Question: The period of the function \[f\left( x \right) = \cos e{c^2}\left( {3x} \right) + \cot \left( {4x} \...

Question

The period of the function $f\left( x \right) = \cos e{c^2}\left( {3x} \right) + \cot \left( {4x} \right)$ is
$\left( a \right)\dfrac{\pi }{3}$
$\left( b \right)\dfrac{\pi }{4}$
$\left( c \right)\dfrac{\pi }{6}$
$\left( d \right)\pi$

Answer 1

Solution

Hint : We solve this problem by finding the period of $\cos e{c^2}\left( {3x} \right)$ and $\cot \left( {4x} \right)$ then by taking the least common multiple of their respective periods. Period of $\cos ec\left( x \right)$ and $\cot \left( x \right)$ should be kept in mind while doing the simplifications. We will first find the periods of the functions individually and then find their LCM.

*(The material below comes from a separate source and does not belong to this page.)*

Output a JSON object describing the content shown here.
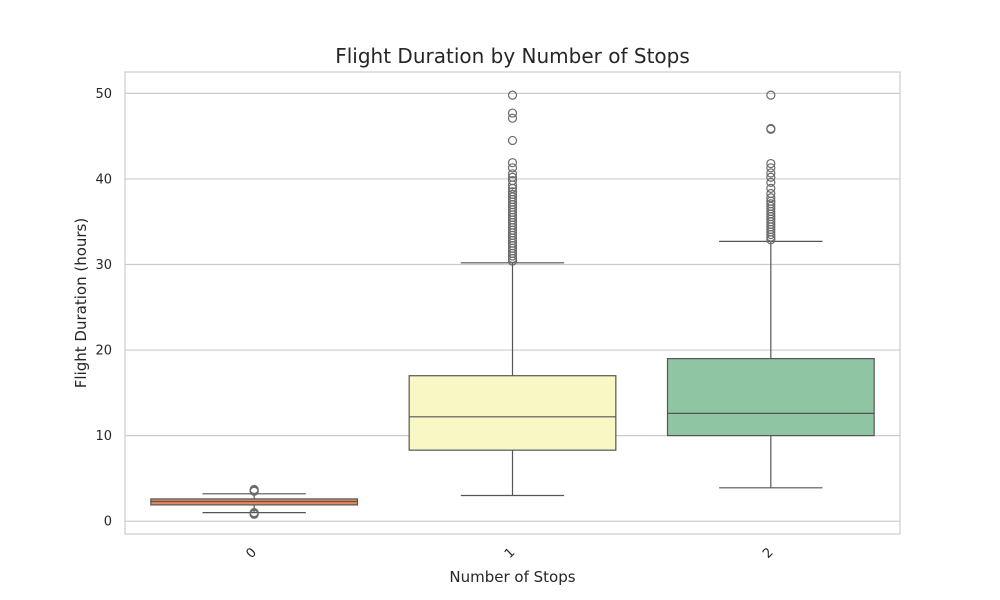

Complete step-by-step answer :
A function is periodic if and only if $f\left( {x + T} \right) = f\left( x \right)$ ; where T is the time period of the function, that is, a constant.
The given function $f\left( x \right) = \cos e{c^2}\left( {3x} \right) + \cot \left( {4x} \right)$ is periodic if
$f\left( {x + T} \right) = \cos e{c^2}\left( {3x + T} \right) + \cot \left( {4x + T} \right) = f\left( x \right)$
We know that the period of $\cot \left( x \right)$ is $\pi$ .
If Period of $f\left( x \right) = T$ , then period of $f\left( {ax} \right) = \dfrac{T}{a}$
This implies that period of $\cot \left( {4x} \right)$ is $\dfrac{\pi }{4}$
Similarly, $\cos ec\left( x \right)$ is $2\pi$ .
In general, the odd powers of $\cos ec\left( x \right)$ have a period of $2\pi$ and the even ones have a period of $\pi$ ,
This implies that $\cos e{c^2}\left( x \right)$ has a period of $\pi$ .
If Period of $f\left( x \right) = T$ , then period of $f\left( {ax} \right) = \dfrac{T}{a}$
This implies that the period of $\cos e{c^2}\left( {3x} \right)$ is $\dfrac{\pi }{3}$ .
Now, $f\left( x \right) = \cos e{c^2}\left( {3x} \right) + \cot \left( {4x} \right)$ has a period of least common multiple of $\dfrac{\pi }{4}$ and $\dfrac{\pi }{3}$
L.C.M of a fraction = L.C.M of numerator/H.C.F of denominator
So,
L.C.M $\left[ {\dfrac{\pi }{3}and\dfrac{\pi }{4}\;} \right]$ = $\dfrac{{LCM\left[ {\pi ,\pi } \right]}}{{HCF\left[ {3,4} \right]}} = \dfrac{\pi }{1} = \pi$
Therefore, the period of $f\left( x \right)$ is $\pi$ .
Hence, option (d) is the correct answer.
So, the correct answer is “Option d”.

Note : Such questions require grip over the trigonometrical concepts. One must know the period of the trigonometric functions and should remember that if Period of $f\left( x \right) = T$ , then period of $f\left( {ax} \right) = \dfrac{T}{a}$ and this should also be kept in mind that L.C.M of a fraction = L.C.M of numerator/H.C.F of denominator. One should be careful while doing the calculations. Care should be taken while handling the calculations.